Am Mittag hatte Berlusconi zunächst den letzten Ministerrat seiner Regierung einberufen und die Ressortchefs über seinen Rücktritt informiert. «Wir haben unser Programm durchgeführt und wir waren die beste Regierung dieser Republik. Man wird uns nachtrauern», zitierten mehrere Minister Berlusconi. Das Mitte-Links-Bündnis werde «kein leichtes Leben haben», erklärte er weiter.

Wann genau Prodi den Auftrag zur Kabinettsbildung bekommt, war unterdessen weiter unklar. Prodi dringt auf eine rasche Regierungsübernahme und hatte zuletzt betont: «Unser Ziel ist es, am 4. oder 5. Mai bereit zu stehen.» Jedoch blieb es auch am Dienstag unsicher, ob Prodi den Auftrag noch von Ciampi oder erst von dessen Nachfolger erhalten wird. Der neue Staatspräsident soll voraussichtlich Mitte Mai gewählt werden.

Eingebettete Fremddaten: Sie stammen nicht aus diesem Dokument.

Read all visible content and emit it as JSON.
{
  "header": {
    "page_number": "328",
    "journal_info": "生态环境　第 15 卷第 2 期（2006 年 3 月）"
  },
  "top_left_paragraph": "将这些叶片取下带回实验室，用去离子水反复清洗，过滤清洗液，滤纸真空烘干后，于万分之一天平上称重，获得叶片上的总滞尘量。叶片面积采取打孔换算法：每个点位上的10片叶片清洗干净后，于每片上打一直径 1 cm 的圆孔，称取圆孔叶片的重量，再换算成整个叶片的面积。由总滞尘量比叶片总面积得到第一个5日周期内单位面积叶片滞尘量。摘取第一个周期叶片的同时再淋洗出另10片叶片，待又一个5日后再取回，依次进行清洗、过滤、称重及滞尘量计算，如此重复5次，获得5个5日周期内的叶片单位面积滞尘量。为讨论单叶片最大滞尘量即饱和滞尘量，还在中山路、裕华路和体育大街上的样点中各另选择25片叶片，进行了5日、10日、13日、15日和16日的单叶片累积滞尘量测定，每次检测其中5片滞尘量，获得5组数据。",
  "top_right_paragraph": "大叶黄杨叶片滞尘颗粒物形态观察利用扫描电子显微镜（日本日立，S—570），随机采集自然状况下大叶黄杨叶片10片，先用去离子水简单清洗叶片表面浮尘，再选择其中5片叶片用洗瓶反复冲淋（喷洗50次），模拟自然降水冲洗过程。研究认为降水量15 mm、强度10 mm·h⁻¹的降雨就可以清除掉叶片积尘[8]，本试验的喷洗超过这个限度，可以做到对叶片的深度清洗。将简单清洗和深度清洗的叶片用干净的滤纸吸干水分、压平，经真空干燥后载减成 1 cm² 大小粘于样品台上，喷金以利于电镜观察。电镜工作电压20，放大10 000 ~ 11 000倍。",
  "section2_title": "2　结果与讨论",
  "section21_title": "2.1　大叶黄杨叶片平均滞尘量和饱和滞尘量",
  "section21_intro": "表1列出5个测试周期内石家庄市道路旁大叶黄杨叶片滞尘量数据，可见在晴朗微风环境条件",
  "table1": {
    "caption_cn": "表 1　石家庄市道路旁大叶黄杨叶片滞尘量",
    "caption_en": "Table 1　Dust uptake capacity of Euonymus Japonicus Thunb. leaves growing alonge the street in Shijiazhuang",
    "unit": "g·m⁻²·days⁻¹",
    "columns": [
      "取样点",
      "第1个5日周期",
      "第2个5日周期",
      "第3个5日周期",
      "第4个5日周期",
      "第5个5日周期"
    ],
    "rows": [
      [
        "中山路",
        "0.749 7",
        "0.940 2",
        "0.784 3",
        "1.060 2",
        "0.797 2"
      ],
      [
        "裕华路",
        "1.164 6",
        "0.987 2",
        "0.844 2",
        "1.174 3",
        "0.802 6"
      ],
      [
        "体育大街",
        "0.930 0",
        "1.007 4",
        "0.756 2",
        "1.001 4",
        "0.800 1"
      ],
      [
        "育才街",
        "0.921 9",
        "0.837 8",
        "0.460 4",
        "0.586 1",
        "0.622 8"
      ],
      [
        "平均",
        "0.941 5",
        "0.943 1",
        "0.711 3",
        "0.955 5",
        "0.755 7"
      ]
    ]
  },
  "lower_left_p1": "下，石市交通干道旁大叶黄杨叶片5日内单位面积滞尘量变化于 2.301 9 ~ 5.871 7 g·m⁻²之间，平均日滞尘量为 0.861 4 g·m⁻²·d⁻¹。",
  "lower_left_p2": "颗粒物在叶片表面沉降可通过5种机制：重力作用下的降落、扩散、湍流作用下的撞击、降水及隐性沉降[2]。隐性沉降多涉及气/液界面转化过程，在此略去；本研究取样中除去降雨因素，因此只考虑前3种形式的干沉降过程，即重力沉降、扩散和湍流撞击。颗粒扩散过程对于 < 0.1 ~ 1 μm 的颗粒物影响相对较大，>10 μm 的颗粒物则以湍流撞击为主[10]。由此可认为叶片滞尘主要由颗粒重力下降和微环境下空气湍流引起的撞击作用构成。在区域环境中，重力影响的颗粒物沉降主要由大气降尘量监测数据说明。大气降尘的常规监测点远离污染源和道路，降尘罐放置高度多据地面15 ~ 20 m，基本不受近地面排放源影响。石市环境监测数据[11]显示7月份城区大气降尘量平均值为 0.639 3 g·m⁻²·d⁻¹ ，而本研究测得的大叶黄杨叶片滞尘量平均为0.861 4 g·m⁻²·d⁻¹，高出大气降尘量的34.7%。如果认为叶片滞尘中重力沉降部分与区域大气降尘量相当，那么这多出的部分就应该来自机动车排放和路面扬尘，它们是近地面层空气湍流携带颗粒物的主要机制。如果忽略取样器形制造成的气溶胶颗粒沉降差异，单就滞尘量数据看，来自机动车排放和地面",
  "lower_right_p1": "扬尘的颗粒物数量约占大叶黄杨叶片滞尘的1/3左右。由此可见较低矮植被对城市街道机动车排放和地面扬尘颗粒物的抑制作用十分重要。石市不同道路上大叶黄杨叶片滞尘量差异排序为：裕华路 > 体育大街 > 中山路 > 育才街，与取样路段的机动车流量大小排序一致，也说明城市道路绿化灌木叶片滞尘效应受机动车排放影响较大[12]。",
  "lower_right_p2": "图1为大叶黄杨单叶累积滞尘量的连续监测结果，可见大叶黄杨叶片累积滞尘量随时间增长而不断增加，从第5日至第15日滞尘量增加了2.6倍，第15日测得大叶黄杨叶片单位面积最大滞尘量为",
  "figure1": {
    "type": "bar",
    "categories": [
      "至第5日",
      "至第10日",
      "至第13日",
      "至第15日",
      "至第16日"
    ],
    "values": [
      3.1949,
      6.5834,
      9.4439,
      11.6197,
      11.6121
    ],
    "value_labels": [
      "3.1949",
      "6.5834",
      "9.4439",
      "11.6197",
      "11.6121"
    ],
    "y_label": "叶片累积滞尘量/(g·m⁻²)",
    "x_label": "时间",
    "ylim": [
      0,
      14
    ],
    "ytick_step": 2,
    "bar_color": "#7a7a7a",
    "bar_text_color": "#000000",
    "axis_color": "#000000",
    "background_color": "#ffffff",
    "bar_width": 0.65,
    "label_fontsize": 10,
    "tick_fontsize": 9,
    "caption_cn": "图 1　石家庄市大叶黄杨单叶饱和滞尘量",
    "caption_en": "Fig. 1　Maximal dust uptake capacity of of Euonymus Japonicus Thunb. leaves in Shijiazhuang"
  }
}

Unterdessen gab es weiter Spekulationen über die künftige Besetzung der Ministerposten. Die Spitzenpolitiker der Mitte-Links- Allianz Piero Fassino und Francesco Rutelli seien als Vize- Ministerpräsidenten im Gespräch, berichtete die Zeitung «Il Sole 24 Ore» zuletzt. Die ehemalige EU-Kommissarin Emma Bonino soll Gerüchten zufolge Ministerin für Europaangelegenheiten werden, bekundete jedoch auch Interesse am Verteidigungsministerium. Als sicher gilt, dass der Finanzexperte Tommaso Padoa Schioppa aus der Führung der Europäischen Zentralbank neuer Wirtschaftsminister werden soll.

Vor allem über die bevorstehende Wahl des Staatspräsidenten ist ein heftiger Streit zwischen den Parteienlagern entbrannt. Während die in der neuen Regierungskoalition einflussreichen Linksdemokraten ihren Kandidaten Massimo D'Alema durchsetzen möchten, fordert Berlusconi, dass der neue Präsident keinesfalls aus der Mitte-Links- Koalition stammen soll. Berlusconi hat selbst Interesse an dem Posten signalisiert. Als einer der aussichtsreichsten Kandidaten gilt der gemäßigte Politiker Giuliano Amato, der Unterstützer in beiden Lagern hat. Amato, der heute stellvertretender Vorsitzender der Sozialdemokratischen Partei Europas ist, war von 1992 bis 1993 und von 2000 bis 2001 italienischer Ministerpräsident.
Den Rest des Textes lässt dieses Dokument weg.